A new keyword architecture: titles + highlights as one surface
The 75-character title and 125-character item highlights field aren't separate decisions, they're a single, 200-character search surface that requires a clear hierarchy.
- Titles should lead with brand, product type, and the highest-value search terms. Every character must earn its place. The limit exists because most Amazon shopping now happens on mobile — titles need to land in a glance.
- Item highlights are the place for secondary keywords, materials, use cases, and differentiators. Short, benefit-driven phrases perform better than full sentences. Because this field is searchable, it functions as indexing opportunity, not just display copy.
One rule governs both: no duplication. Amazon explicitly instructs against repeating title content in highlights, as duplicated characters waste indexing potential. The title should establish identity; highlights should extend reach.
One unlock worth noting: item highlights only display when the title is under 75 characters. Brands that shorten titles early effectively gain access to an extra searchable field ahead of competitors who wait.
What to do before July 27
Audit the full catalog. Identify every ASIN with a title over 75 characters and prioritize by revenue contribution, traffic, and strategic importance. This becomes the execution roadmap for the weeks ahead.
Draft new titles and item highlights now. Writing 75-character titles and 125-character highlights for priority ASINs takes longer than submitting them. Getting drafts done now means brands are ready to submit well ahead of the deadline.
Use Amazon's AI recommendations as input, not output. The "View enhancements" tool in Amazon's Catalog shows what Amazon would write for a given listing. Use it as a baseline to improve on, not a template to accept.
Submit before Amazon does it. Proactive submission gives new titles time to re-index ahead of the deadline and keeps the timing in brand hands.
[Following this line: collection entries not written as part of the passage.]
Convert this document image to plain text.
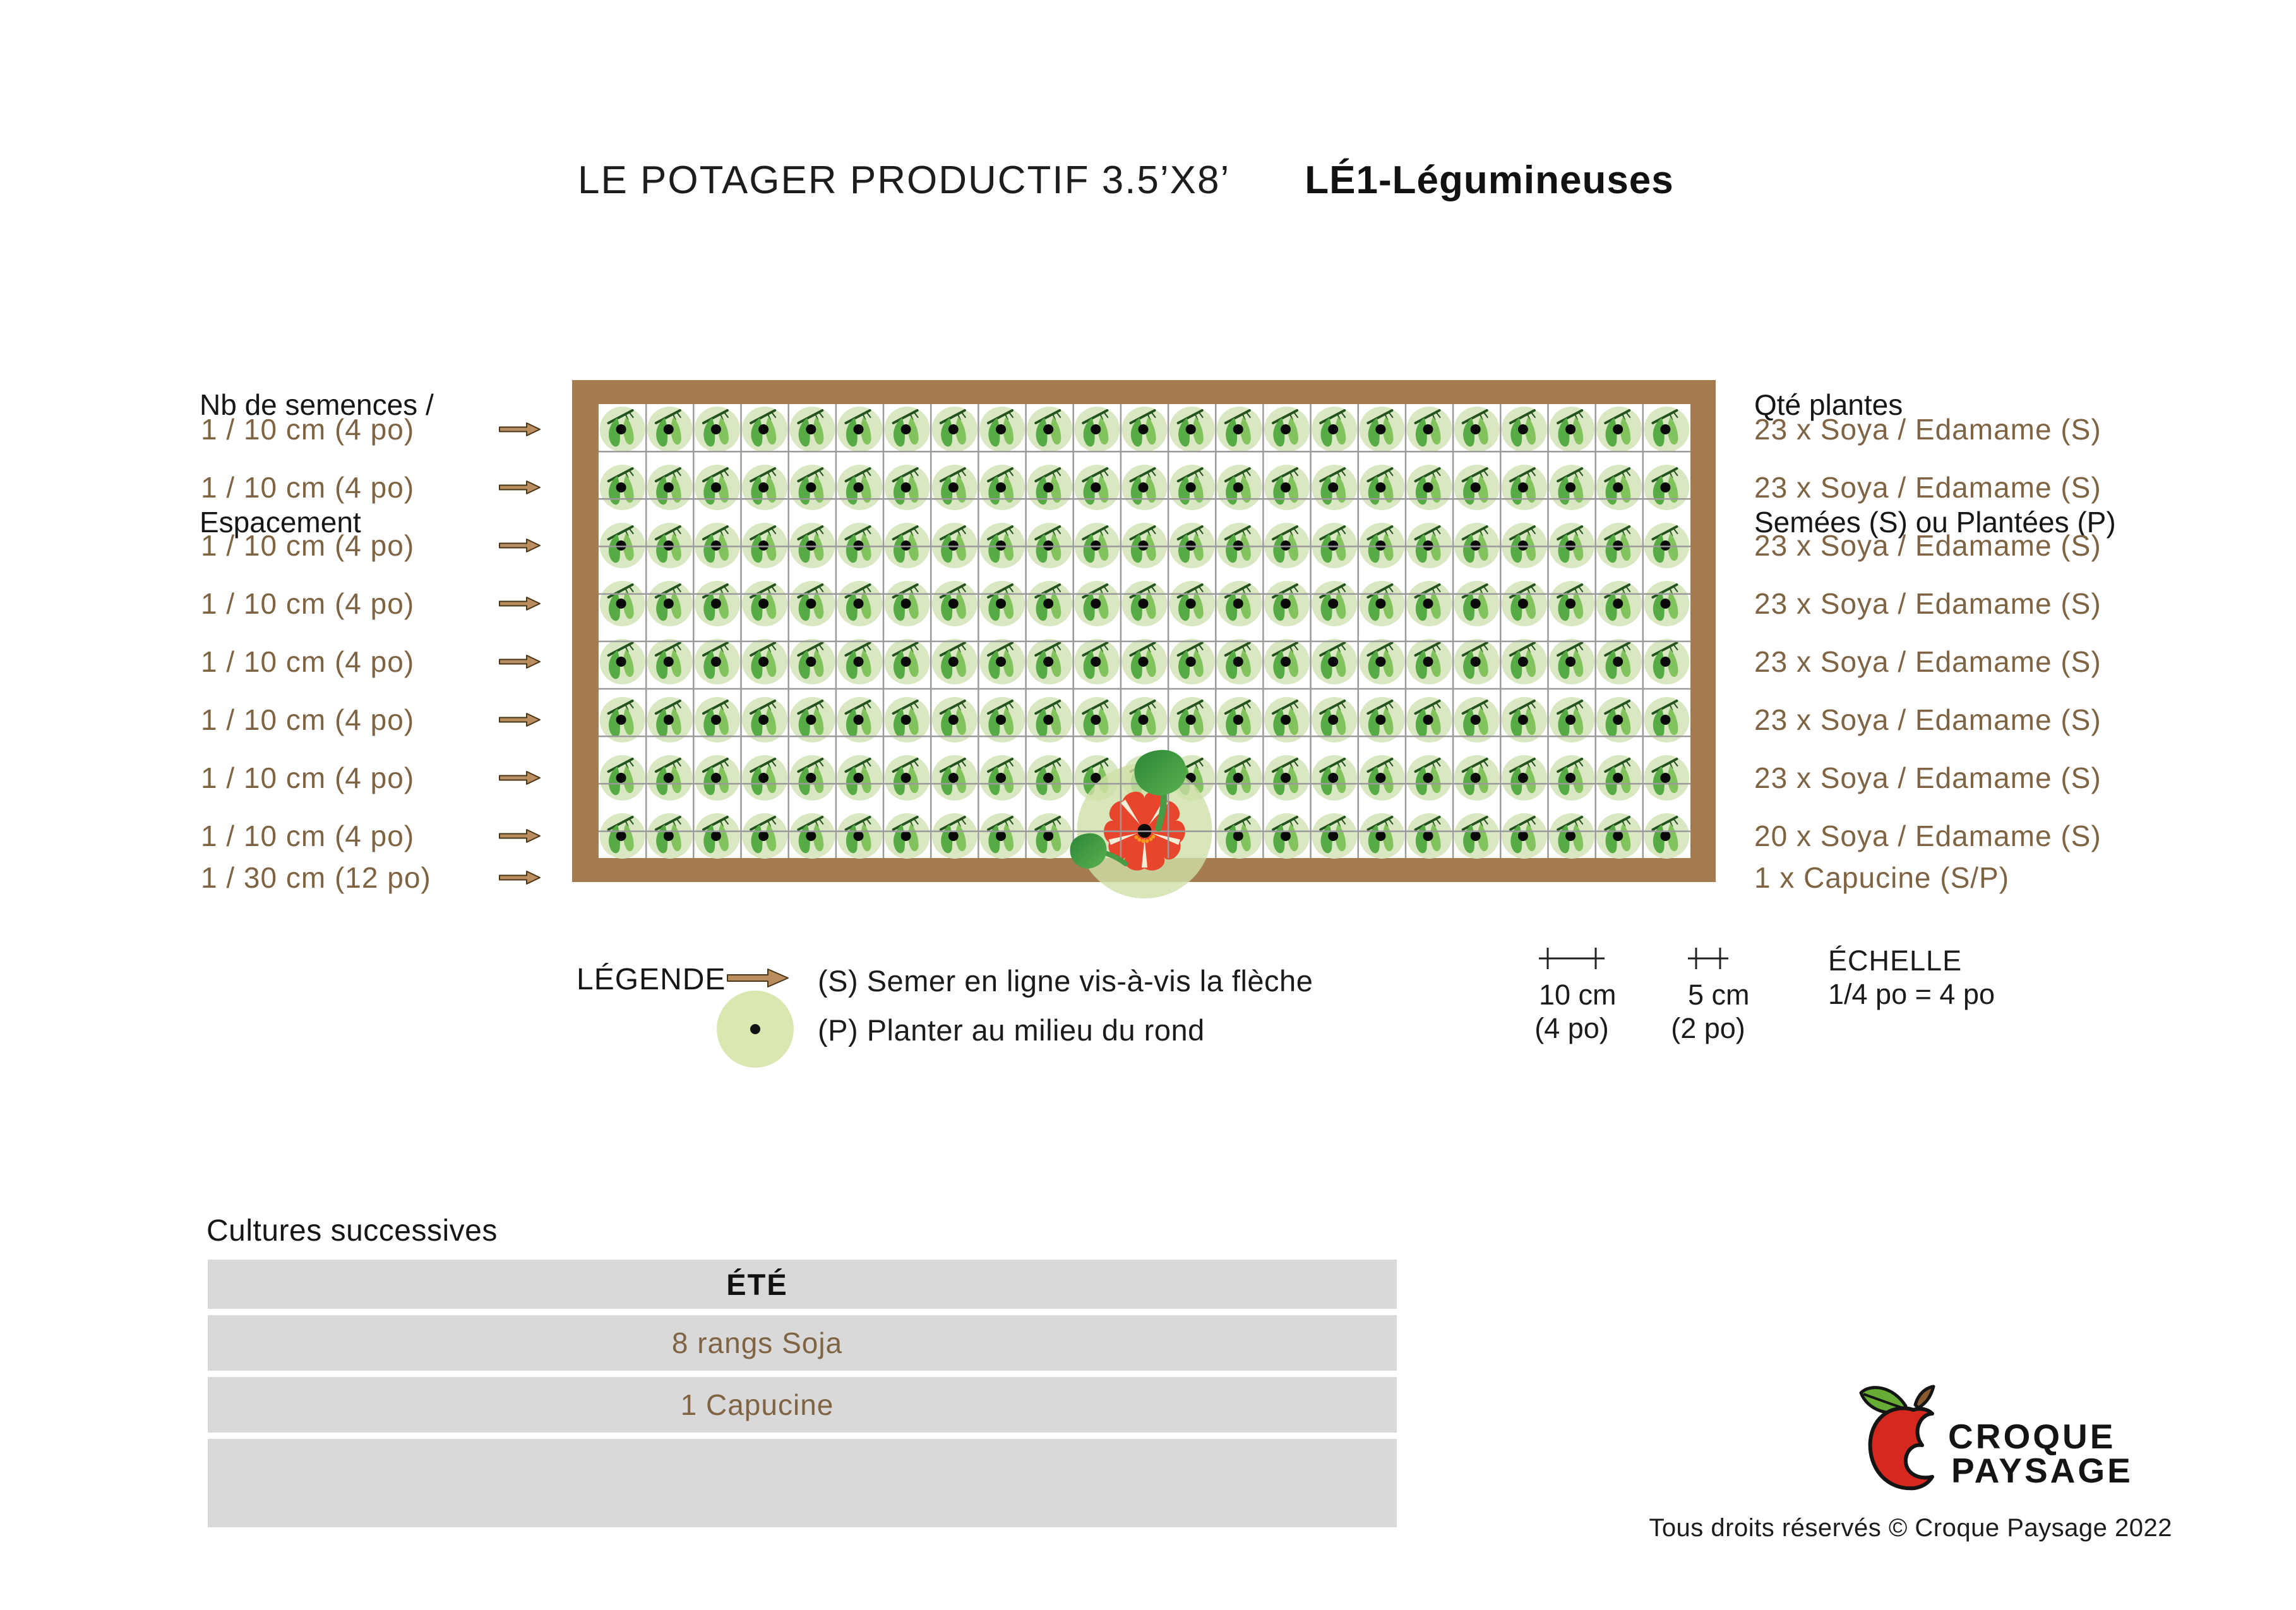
LE POTAGER PRODUCTIF 3.5’X8’ LÉ1-Légumineuses

Nb de semences /

Espacement

Qté plantes

Semées (S) ou Plantées (P)

1 / 10 cm (4 po)
1 / 10 cm (4 po)
1 / 10 cm (4 po)
1 / 10 cm (4 po)
1 / 10 cm (4 po)
1 / 10 cm (4 po)
1 / 10 cm (4 po)
1 / 10 cm (4 po)
1 / 30 cm (12 po)
23 x Soya / Edamame (S)
23 x Soya / Edamame (S)
23 x Soya / Edamame (S)
23 x Soya / Edamame (S)
23 x Soya / Edamame (S)
23 x Soya / Edamame (S)
23 x Soya / Edamame (S)
20 x Soya / Edamame (S)
1 x Capucine (S/P)
LÉGENDE	(S) Semer en ligne vis-à-vis la flèche
(P) Planter au milieu du rond
10 cm
(4 po)
5 cm
(2 po)
ÉCHELLE
1/4 po = 4 po
Cultures successives
ÉTÉ
8 rangs Soja
1 Capucine
CROQUE
PAYSAGE
Tous droits réservés © Croque Paysage 2022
Monitor the Review Listings Changes dashboard closely, the 14-day approval window for any AI-generated rewrites expires whether or not anyone checks it.
Downstream impacts
Title changes don't stay on the detail page. They ripple across the entire retail ecosystem.
Advertising. Sponsored Products relevancy is influenced by title content. Brands should audit campaigns after titles change and monitor for CTR and relevancy shifts, refreshing any ad creative or copy that references old title language.
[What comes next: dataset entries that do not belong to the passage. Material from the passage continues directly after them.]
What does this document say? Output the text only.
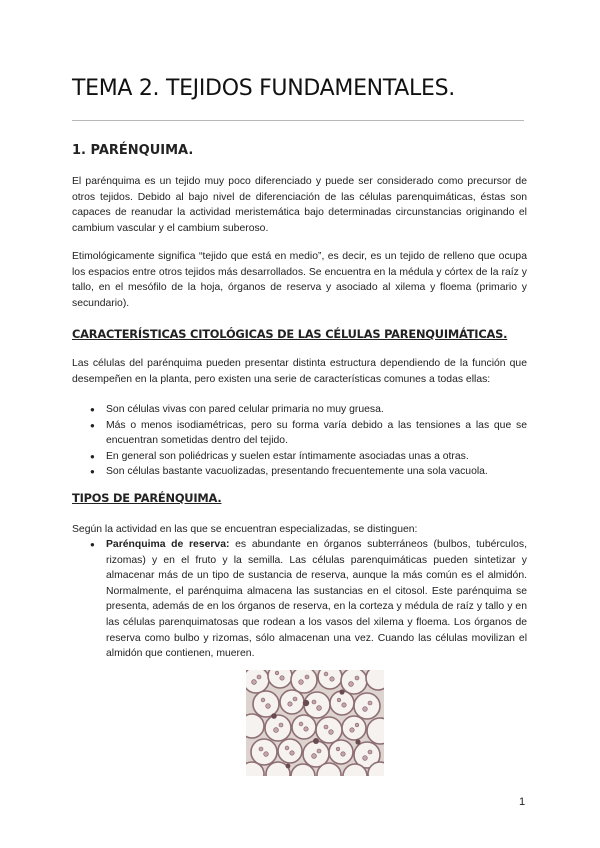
TEMA 2. TEJIDOS FUNDAMENTALES.
1. PARÉNQUIMA.

El parénquima es un tejido muy poco diferenciado y puede ser considerado como precursor de otros tejidos. Debido al bajo nivel de diferenciación de las células parenquimáticas, éstas son capaces de reanudar la actividad meristemática bajo determinadas circunstancias originando el cambium vascular y el cambium suberoso.

Etimológicamente significa “tejido que está en medio”, es decir, es un tejido de relleno que ocupa los espacios entre otros tejidos más desarrollados. Se encuentra en la médula y córtex de la raíz y tallo, en el mesófilo de la hoja, órganos de reserva y asociado al xilema y floema (primario y secundario).

CARACTERÍSTICAS CITOLÓGICAS DE LAS CÉLULAS PARENQUIMÁTICAS.

Las células del parénquima pueden presentar distinta estructura dependiendo de la función que desempeñen en la planta, pero existen una serie de características comunes a todas ellas:

● Son células vivas con pared celular primaria no muy gruesa.
● Más o menos isodiamétricas, pero su forma varía debido a las tensiones a las que se encuentran sometidas dentro del tejido.
● En general son poliédricas y suelen estar íntimamente asociadas unas a otras.
● Son células bastante vacuolizadas, presentando frecuentemente una sola vacuola.
TIPOS DE PARÉNQUIMA.

Según la actividad en las que se encuentran especializadas, se distinguen:

● Parénquima de reserva: es abundante en órganos subterráneos (bulbos, tubérculos, rizomas) y en el fruto y la semilla. Las células parenquimáticas pueden sintetizar y almacenar más de un tipo de sustancia de reserva, aunque la más común es el almidón. Normalmente, el parénquima almacena las sustancias en el citosol. Este parénquima se presenta, además de en los órganos de reserva, en la corteza y médula de raíz y tallo y en las células parenquimatosas que rodean a los vasos del xilema y floema. Los órganos de reserva como bulbo y rizomas, sólo almacenan una vez. Cuando las células movilizan el almidón que contienen, mueren.
1
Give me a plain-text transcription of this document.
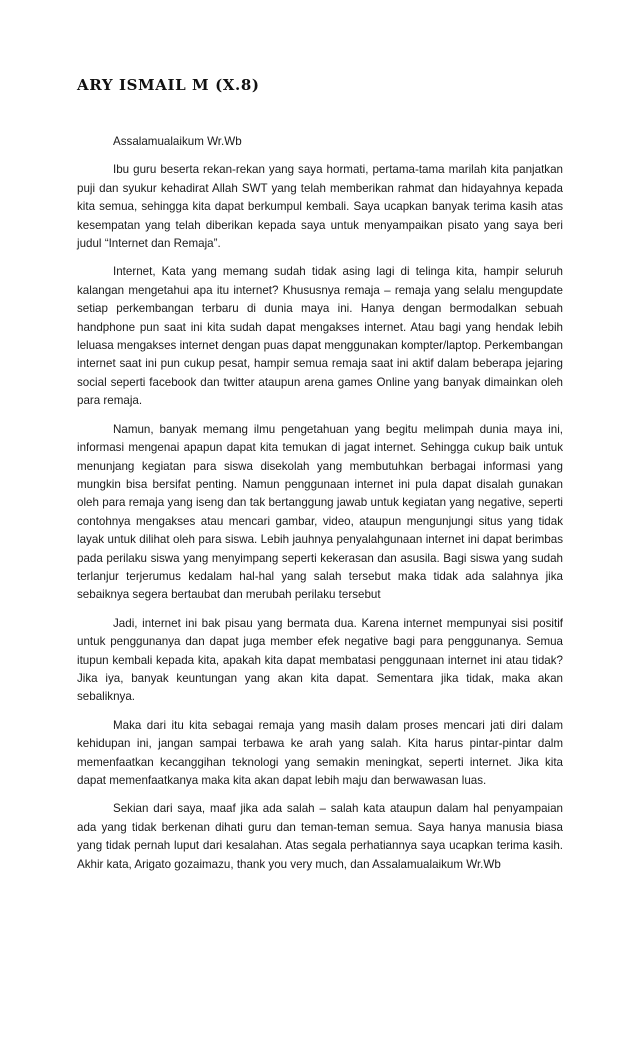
ARY ISMAIL M (X.8)

Assalamualaikum Wr.Wb

Ibu guru beserta rekan-rekan yang saya hormati, pertama-tama marilah kita panjatkan puji dan syukur kehadirat Allah SWT yang telah memberikan rahmat dan hidayahnya kepada kita semua, sehingga kita dapat berkumpul kembali. Saya ucapkan banyak terima kasih atas kesempatan yang telah diberikan kepada saya untuk menyampaikan pisato yang saya beri judul “Internet dan Remaja”.

Internet, Kata yang memang sudah tidak asing lagi di telinga kita, hampir seluruh kalangan mengetahui apa itu internet? Khususnya remaja – remaja yang selalu mengupdate setiap perkembangan terbaru di dunia maya ini. Hanya dengan bermodalkan sebuah handphone pun saat ini kita sudah dapat mengakses internet. Atau bagi yang hendak lebih leluasa mengakses internet dengan puas dapat menggunakan kompter/laptop. Perkembangan internet saat ini pun cukup pesat, hampir semua remaja saat ini aktif dalam beberapa jejaring social seperti facebook dan twitter ataupun arena games Online yang banyak dimainkan oleh para remaja.

Namun, banyak memang ilmu pengetahuan yang begitu melimpah dunia maya ini, informasi mengenai apapun dapat kita temukan di jagat internet. Sehingga cukup baik untuk menunjang kegiatan para siswa disekolah yang membutuhkan berbagai informasi yang mungkin bisa bersifat penting. Namun penggunaan internet ini pula dapat disalah gunakan oleh para remaja yang iseng dan tak bertanggung jawab untuk kegiatan yang negative, seperti contohnya mengakses atau mencari gambar, video, ataupun mengunjungi situs yang tidak layak untuk dilihat oleh para siswa. Lebih jauhnya penyalahgunaan internet ini dapat berimbas pada perilaku siswa yang menyimpang seperti kekerasan dan asusila. Bagi siswa yang sudah terlanjur terjerumus kedalam hal-hal yang salah tersebut maka tidak ada salahnya jika sebaiknya segera bertaubat dan merubah perilaku tersebut

Jadi, internet ini bak pisau yang bermata dua. Karena internet mempunyai sisi positif untuk penggunanya dan dapat juga member efek negative bagi para penggunanya. Semua itupun kembali kepada kita, apakah kita dapat membatasi penggunaan internet ini atau tidak? Jika iya, banyak keuntungan yang akan kita dapat. Sementara jika tidak, maka akan sebaliknya.

Maka dari itu kita sebagai remaja yang masih dalam proses mencari jati diri dalam kehidupan ini, jangan sampai terbawa ke arah yang salah. Kita harus pintar-pintar dalm memenfaatkan kecanggihan teknologi yang semakin meningkat, seperti internet. Jika kita dapat memenfaatkanya maka kita akan dapat lebih maju dan berwawasan luas.

Sekian dari saya, maaf jika ada salah – salah kata ataupun dalam hal penyampaian ada yang tidak berkenan dihati guru dan teman-teman semua. Saya hanya manusia biasa yang tidak pernah luput dari kesalahan. Atas segala perhatiannya saya ucapkan terima kasih. Akhir kata, Arigato gozaimazu, thank you very much, dan Assalamualaikum Wr.Wb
Measurement. Establishing benchmarks for organic rank, share of voice, traffic, and conversion before making changes ensures post-change performance can be evaluated against a real baseline, not a guess.
Stackline segments. Segments built on keywords found in titles dynamically refresh each week. As titles change under the new requirements, keyword-based segments will shift, and products can move in or out as title content updates. Brands that want segment membership to stay fixed should build segments based on ASINs rather than keywords. Stackline will take a snapshot of existing segments ahead of the July 27 deadline so the prior state can be referenced and compared going forward.
The deadline is July 27
Brands have a couple weeks to submit their own titles before Amazon begins rewriting them. Beacon and Advisor are both ready to support that work today.